As we dinghied up to the beach, we were met by a bizarre sight: a sole person, who looked like a shipwrecked hotel worker, diligently raking the already gorgeous beach to even greater heights of perfection. Seeing us setting foot on his apparent labor of love, he quickly sauntered over.
“How long you staying?”
“Not long. I just want to climb the hill for a photo… Uhh… What are you doing?”
“Well, that’s why I ask. We’re getting the beach ready for a wedding. Someone has rented the island.”
I must have done a quadruple take. You can rent the islands?!
“Yeah, but it’s not for a couple hours, so you’re good.”
You can rent the islands?!
Yes, you can rent the islands. And it’s cheap! For just over $300 you can use the Tobago Cays as the backdrop to the happiest day of your life. All you married people out there, how much did you pay for your venue? Did it look like this?
It could have. Visit the Tobago Cays Park official page for more information.
With this revelation percolating in my mind, I climbed the minuscule peak of Jamesby for my photo… Then lingered. The Caribbean sun shone brightly above, sea birds nested nearby calling to their friends in the sky, iguanas sunned themselves on the rocks and my new family played in the sand below—baby giggles drifting up to me on cooling trade winds.

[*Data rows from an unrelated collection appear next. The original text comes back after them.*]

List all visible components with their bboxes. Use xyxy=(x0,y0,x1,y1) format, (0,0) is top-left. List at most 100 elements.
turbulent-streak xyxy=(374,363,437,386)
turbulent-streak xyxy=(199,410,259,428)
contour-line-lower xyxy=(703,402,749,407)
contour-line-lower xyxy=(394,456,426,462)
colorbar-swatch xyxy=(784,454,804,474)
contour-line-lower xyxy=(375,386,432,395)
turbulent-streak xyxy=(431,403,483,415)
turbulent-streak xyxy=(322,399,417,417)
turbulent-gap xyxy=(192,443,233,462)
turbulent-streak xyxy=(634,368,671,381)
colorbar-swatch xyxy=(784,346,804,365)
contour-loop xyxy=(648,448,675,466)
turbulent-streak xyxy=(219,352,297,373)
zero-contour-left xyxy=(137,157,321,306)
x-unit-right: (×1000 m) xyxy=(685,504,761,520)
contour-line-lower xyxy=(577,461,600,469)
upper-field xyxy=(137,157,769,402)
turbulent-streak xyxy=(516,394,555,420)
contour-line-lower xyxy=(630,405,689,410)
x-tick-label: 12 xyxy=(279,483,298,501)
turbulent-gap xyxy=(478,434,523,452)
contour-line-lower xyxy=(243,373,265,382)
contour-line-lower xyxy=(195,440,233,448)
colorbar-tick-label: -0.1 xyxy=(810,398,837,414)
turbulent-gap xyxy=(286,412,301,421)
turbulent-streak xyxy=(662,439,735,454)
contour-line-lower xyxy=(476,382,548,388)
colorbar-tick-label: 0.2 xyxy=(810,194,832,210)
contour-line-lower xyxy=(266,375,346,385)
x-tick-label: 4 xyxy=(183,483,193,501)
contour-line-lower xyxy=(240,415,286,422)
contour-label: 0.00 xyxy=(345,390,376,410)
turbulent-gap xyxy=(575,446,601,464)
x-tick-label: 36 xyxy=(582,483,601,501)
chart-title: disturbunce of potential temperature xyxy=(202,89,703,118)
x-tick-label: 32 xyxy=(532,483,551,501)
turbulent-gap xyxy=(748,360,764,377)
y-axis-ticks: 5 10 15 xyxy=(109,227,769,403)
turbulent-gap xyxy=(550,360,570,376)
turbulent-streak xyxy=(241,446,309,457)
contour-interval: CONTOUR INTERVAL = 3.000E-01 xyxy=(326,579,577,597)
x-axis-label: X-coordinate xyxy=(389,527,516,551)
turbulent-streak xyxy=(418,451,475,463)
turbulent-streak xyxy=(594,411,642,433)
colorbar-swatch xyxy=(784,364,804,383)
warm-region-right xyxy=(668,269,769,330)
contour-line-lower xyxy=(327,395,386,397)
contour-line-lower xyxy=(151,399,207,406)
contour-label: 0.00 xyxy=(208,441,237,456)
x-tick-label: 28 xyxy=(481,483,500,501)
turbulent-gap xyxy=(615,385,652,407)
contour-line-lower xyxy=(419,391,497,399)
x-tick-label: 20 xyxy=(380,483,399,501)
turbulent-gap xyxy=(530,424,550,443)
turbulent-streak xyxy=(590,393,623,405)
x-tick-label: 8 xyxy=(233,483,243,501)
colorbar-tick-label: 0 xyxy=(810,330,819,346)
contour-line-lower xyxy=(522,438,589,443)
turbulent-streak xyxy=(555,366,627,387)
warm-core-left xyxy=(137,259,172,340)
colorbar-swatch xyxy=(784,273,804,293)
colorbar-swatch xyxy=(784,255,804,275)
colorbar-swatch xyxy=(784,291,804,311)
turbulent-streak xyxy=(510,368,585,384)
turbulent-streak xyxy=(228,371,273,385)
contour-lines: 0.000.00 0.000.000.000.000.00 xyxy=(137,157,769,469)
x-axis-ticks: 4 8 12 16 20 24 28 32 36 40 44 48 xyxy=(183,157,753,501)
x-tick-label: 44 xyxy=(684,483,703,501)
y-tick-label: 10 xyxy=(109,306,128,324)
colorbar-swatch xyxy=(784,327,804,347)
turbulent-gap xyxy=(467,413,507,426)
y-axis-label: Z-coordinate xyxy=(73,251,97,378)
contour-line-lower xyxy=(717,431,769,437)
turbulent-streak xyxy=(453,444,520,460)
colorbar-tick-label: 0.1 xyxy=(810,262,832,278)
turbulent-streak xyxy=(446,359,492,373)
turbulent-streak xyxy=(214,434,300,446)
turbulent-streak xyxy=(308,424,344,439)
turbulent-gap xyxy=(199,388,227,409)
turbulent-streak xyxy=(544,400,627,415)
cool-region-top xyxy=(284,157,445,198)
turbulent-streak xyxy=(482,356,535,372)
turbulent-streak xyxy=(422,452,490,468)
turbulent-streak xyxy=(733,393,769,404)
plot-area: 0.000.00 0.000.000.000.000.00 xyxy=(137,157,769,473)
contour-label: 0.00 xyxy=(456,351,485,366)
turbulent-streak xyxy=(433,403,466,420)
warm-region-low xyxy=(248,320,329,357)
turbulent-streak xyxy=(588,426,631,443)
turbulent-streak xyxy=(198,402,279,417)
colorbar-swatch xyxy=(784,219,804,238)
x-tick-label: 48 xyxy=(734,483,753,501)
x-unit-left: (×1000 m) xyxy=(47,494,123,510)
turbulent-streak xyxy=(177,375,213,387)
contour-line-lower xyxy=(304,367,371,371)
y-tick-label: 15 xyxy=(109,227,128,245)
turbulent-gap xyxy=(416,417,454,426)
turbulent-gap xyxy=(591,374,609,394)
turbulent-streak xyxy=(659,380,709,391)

I never, ever wanted to leave.
A few moments later, I made my way back down and we explored the rest of the islets, stopping here and there, but before long it was time to head back to Trust Me and do the inevitable: leave. With a potent mixture of joy at having had the immense pleasure to even be here in the first place and a slow sadness—we fired up the motors and puttered out of the lagoon, passing the boat carrying the wedding party on the way.
With fond memories of the Tobago Cays behind us, we sailed for Salt Whistle Bay, on the island of Mayreau. The beauty of the bay was only matched by the heat of the day. That is to say, it was excruciatingly hot! By 1pm, it became unbearable. The bay was simply too sheltered from the sea breezes, so we had to move on or risk baking our little sailor.